If your hair is past your shoulders, or shoulder length and extremely coarse, use two boxes of the same shade to ensure full coverage. Just make sure to mix the dyes in a glass or plastic bowl—a metal one will oxidize the dye and cause it to change color.
4. Consider your hair texture.
Hair texture matters just as much when dyeing your hair as it does when cutting it. "Coarse, curly, frizzy, or unruly hair sucks up color faster and will become cooler-toned when you dye it, so it will look ashier, or slightly bluish," says Ionato. "Fine to medium hair textures don't absorb color as easily and will become a slightly warmer tone when you add dye, meaning it will have orange, red, or copper undertones." So what does that mean for you when you're standing in the aisle at the drugstore? If your hair is frizzy or curly, pick a color that's warm (golden, copper, bronze), but a little lighter than your natural hair color; if your hair is fine and straight, choose cooler shades (champagne, beige) that are slightly darker than your natural color.

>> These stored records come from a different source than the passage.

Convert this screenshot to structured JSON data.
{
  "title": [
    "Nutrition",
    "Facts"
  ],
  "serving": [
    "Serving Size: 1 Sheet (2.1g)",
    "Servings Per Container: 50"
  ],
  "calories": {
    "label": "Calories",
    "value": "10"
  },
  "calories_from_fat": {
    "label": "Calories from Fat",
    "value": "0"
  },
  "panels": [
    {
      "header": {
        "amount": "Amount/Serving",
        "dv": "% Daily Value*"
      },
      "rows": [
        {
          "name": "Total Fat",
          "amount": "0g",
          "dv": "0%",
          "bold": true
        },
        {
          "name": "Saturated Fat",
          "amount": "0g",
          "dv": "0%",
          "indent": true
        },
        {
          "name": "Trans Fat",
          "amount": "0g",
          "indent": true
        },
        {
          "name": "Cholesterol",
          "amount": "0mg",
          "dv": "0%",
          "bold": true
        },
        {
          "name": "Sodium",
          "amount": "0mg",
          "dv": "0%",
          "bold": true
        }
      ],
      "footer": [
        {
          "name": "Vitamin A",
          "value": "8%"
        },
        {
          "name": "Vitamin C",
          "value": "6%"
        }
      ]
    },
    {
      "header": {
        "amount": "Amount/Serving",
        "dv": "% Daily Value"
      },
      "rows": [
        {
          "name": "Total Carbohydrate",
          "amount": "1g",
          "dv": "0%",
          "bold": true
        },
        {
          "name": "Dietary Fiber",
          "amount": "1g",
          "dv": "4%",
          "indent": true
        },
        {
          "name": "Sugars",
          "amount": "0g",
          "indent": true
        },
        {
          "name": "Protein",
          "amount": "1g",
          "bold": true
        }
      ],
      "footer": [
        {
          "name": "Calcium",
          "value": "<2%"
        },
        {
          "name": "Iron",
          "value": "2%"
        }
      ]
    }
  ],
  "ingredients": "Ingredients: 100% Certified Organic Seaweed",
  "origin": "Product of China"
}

5. Touch up your roots—and only your roots.
"I've seen so many clients who come in because they touched up their roots but accidentally dyed their ends, too," says Ionato. "The ends of your hair are more porous, so they suck up color very quickly." So quickly, in fact, that the runoff from rinsing out your roots can stain them. To avoid this, apply conditioner to your ends right before you rinse out the color at the top of your head. Or you could try this quick tip: Mix about one teaspoon of cornstarch into the dye to prevent it from dripping down through the rest of your hair.
6. Section, section, section.
To avoid patchiness, create a middle part that runs to the back of your head and split the hair into four sections—two in front of the ears and two in back. "Always apply the dye from back to front," says colorist Aura Friedman, of the Sally Hershberger Downtown salon in New York City. "That way the dye is sitting on the back of your hair the longest, which is naturally darker than the front anyway."
7. Add shampoo.
If your ends are very dry and you're dyeing your entire head, don't put dye on your ends. Instead, three minutes before you're supposed to rinse, add two squirts of shampoo into the dye left in the bottle. Shake it up and apply the mixture to your ends. "It dilutes the dye but still gives you a pinch of color and shine," says Louis Licari of the Louis Licari Salon in New York City.
8. Let your hair down.
You know how the models in the commercial always have their dye-coated hair artfully twisted up into a bun? Don't do that. "The color won't be even when you rinse it out," says Ionato. "Leave it down until the timer rings."
9. Add water.
Before you rinse out the color, sprinkle a little water on your head and mush your hair around with your hands for a few seconds. "It emulsifies the dye and moves it all around so you don't end up with any lines or streaks," says Ionato.
10. Tweak the results.
After your hair is dry, if you're unhappy with the color, you can mute it by applying a deep conditioner to damp hair. Then cover your head with plastic wrap and a hot, damp towel. Leave on for 20 minutes (at ten minutes, blast your head with a blow-dryer), then shampoo and condition your hair. If you're still not happy with your shade, well, it looks like you're heading to the salon.
11. You must condition when you're done.
"If you skip the conditioner step, it leaves the cuticle open and the color keeps working," says Ionato. "So don't be surprised if you end up with much darker hair than you wanted." Don't throw away the conditioner in the kit, and if you do, make sure to use a deep conditioner in the shower after you rinse out the dye.